Published: 11 August 2010

Abstract

The European Union multi-disciplinary Personalised RNA interference to Enhance the Delivery of Individualised Cytotoxic and Targeted therapeutics (PREDICT) consortium has recently initiated a framework to accelerate the development of predictive biomarkers of individual patient response to anti-cancer agents. The consortium focuses on the identification of reliable predictive biomarkers to approved agents with anti-angiogenic activity for which no reliable predictive biomarkers exist: sunitinib, a multi-targeted tyrosine kinase inhibitor and everolimus, a mammalian target of rapamycin (mTOR) pathway inhibitor. Through the analysis of tumor tissue derived from pre-operative renal cell carcinoma (RCC) clinical trials, the PREDICT consortium will use established and novel methods to integrate comprehensive tumor-derived genomic data with personalized tumor-derived small hairpin RNA and high-throughput small interfering RNA screens to identify and validate functionally important genomic or transcriptomic predictive biomarkers of individual drug response in patients.

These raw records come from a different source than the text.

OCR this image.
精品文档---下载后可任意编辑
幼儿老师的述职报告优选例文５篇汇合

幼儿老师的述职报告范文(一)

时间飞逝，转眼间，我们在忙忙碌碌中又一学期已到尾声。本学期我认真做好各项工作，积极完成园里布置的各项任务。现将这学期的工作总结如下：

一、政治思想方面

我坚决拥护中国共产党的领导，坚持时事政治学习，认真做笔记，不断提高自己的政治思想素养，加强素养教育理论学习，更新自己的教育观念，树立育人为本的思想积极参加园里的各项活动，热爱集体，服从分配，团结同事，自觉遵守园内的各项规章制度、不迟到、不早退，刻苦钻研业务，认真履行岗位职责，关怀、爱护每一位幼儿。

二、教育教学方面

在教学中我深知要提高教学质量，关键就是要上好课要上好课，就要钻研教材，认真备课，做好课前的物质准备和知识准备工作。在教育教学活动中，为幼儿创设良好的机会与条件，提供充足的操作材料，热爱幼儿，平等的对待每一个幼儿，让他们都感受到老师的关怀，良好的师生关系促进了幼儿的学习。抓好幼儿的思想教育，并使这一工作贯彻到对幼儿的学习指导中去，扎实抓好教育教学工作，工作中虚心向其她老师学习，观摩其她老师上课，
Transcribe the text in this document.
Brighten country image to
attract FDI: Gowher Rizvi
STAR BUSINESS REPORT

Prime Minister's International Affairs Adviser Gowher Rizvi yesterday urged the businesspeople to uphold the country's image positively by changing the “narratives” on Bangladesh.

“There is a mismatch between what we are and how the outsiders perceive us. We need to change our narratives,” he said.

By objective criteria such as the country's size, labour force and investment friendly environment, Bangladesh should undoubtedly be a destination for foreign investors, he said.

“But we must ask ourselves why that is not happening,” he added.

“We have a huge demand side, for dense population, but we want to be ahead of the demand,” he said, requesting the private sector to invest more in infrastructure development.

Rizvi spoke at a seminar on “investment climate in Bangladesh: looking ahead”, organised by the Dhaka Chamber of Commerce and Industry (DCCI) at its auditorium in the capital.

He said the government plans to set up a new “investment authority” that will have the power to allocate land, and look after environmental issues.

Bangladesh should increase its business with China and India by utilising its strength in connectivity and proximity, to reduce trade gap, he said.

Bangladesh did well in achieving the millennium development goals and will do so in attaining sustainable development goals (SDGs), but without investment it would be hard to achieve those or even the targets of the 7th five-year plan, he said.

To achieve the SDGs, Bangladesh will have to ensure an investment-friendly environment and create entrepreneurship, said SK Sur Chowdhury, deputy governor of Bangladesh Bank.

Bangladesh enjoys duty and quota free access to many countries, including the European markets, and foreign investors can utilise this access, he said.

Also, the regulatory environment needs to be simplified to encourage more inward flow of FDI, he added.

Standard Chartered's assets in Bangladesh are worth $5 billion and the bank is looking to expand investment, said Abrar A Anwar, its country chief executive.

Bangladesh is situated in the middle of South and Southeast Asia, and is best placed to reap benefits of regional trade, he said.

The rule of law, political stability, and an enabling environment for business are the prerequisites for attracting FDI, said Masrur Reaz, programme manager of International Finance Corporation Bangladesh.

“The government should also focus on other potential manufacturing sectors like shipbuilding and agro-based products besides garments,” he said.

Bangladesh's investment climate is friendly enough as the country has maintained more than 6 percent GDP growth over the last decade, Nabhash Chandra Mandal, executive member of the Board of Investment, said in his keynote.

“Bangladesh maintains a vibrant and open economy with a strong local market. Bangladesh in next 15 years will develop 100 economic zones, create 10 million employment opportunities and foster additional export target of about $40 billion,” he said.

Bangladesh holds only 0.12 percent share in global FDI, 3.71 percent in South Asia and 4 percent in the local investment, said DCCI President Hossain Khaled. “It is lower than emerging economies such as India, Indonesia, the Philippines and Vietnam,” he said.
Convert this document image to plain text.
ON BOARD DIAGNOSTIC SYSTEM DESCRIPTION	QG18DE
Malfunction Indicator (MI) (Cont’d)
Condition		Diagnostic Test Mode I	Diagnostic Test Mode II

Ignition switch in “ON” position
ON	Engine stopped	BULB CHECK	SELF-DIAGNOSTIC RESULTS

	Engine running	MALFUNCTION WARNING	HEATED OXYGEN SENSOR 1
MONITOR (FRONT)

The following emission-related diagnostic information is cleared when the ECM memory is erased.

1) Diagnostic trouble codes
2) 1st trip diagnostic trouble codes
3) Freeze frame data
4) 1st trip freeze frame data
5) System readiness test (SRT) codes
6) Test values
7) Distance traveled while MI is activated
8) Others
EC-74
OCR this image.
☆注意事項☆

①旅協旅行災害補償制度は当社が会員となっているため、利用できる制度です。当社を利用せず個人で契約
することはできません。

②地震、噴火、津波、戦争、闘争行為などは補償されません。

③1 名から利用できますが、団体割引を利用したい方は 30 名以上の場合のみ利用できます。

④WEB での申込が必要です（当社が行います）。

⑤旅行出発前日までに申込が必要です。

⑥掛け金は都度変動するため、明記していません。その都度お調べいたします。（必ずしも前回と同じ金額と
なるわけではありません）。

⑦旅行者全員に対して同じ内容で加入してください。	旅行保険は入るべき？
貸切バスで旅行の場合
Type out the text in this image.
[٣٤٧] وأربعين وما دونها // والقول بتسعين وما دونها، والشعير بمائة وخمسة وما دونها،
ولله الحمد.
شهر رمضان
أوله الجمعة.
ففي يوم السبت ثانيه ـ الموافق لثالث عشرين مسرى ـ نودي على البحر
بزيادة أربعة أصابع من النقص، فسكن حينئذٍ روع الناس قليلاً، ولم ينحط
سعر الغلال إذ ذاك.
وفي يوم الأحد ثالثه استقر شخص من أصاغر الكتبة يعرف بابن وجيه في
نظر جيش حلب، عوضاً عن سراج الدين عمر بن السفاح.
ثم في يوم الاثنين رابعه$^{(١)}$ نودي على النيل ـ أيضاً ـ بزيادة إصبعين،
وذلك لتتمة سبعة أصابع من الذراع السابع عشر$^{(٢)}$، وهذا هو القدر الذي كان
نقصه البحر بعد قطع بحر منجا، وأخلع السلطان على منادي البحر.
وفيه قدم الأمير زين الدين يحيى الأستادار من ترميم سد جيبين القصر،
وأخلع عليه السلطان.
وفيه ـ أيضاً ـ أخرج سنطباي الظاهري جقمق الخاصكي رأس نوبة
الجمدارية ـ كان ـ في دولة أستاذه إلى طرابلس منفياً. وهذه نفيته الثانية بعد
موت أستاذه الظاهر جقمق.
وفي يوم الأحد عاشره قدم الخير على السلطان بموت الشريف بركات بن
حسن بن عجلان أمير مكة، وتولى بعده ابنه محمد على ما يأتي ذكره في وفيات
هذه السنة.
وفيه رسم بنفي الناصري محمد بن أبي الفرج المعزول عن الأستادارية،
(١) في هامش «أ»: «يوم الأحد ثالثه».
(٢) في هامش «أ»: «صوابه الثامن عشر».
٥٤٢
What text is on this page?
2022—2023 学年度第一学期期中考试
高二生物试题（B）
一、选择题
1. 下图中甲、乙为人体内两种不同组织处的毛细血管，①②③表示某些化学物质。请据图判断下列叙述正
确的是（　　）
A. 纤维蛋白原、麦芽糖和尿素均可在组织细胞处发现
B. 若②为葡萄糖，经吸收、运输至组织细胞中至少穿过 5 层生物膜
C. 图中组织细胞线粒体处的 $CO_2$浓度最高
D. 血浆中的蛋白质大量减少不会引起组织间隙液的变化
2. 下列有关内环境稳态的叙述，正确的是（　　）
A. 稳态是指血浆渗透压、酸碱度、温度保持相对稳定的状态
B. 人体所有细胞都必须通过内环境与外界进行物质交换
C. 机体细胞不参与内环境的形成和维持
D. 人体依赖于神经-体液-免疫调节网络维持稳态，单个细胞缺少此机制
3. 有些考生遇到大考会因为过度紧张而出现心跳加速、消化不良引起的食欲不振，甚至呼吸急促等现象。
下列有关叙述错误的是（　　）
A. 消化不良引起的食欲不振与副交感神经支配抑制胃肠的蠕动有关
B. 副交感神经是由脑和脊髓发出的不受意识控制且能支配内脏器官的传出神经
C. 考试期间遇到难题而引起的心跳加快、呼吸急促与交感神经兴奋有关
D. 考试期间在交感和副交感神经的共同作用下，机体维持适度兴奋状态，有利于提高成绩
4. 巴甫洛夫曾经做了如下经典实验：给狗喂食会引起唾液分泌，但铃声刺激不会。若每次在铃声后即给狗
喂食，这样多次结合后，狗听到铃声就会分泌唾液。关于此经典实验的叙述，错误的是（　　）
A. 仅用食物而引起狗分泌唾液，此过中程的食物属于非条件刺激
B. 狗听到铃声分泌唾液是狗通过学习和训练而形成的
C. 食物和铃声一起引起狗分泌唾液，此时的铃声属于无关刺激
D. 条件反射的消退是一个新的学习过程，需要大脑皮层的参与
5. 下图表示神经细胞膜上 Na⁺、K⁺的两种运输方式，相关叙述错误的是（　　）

PREDICT's approach to predictive biomarker discovery differs from conventional associative learning approaches, which can be susceptible to the detection of chance associations that lead to overestimation of true clinical accuracy. These methods will identify molecular pathways important for survival and growth of RCC cells and particular targets suitable for therapeutic development. Importantly, our results may enable individualized treatment of RCC, reducing ineffective therapy in drug-resistant disease, leading to improved quality of life and higher cost efficiency, which in turn should broaden patient access to beneficial therapeutics, thereby enhancing clinical outcome and cancer survival. The consortium will also establish and consolidate a European network providing the technological and clinical platform for large-scale functional genomic biomarker discovery. Here we review our current understanding of molecular mechanisms driving resistance to anti-angiogenesis agents, the current limitations of laboratory and clinical trial strategies and how the PREDICT consortium will endeavor to identify a new generation of predictive biomarkers.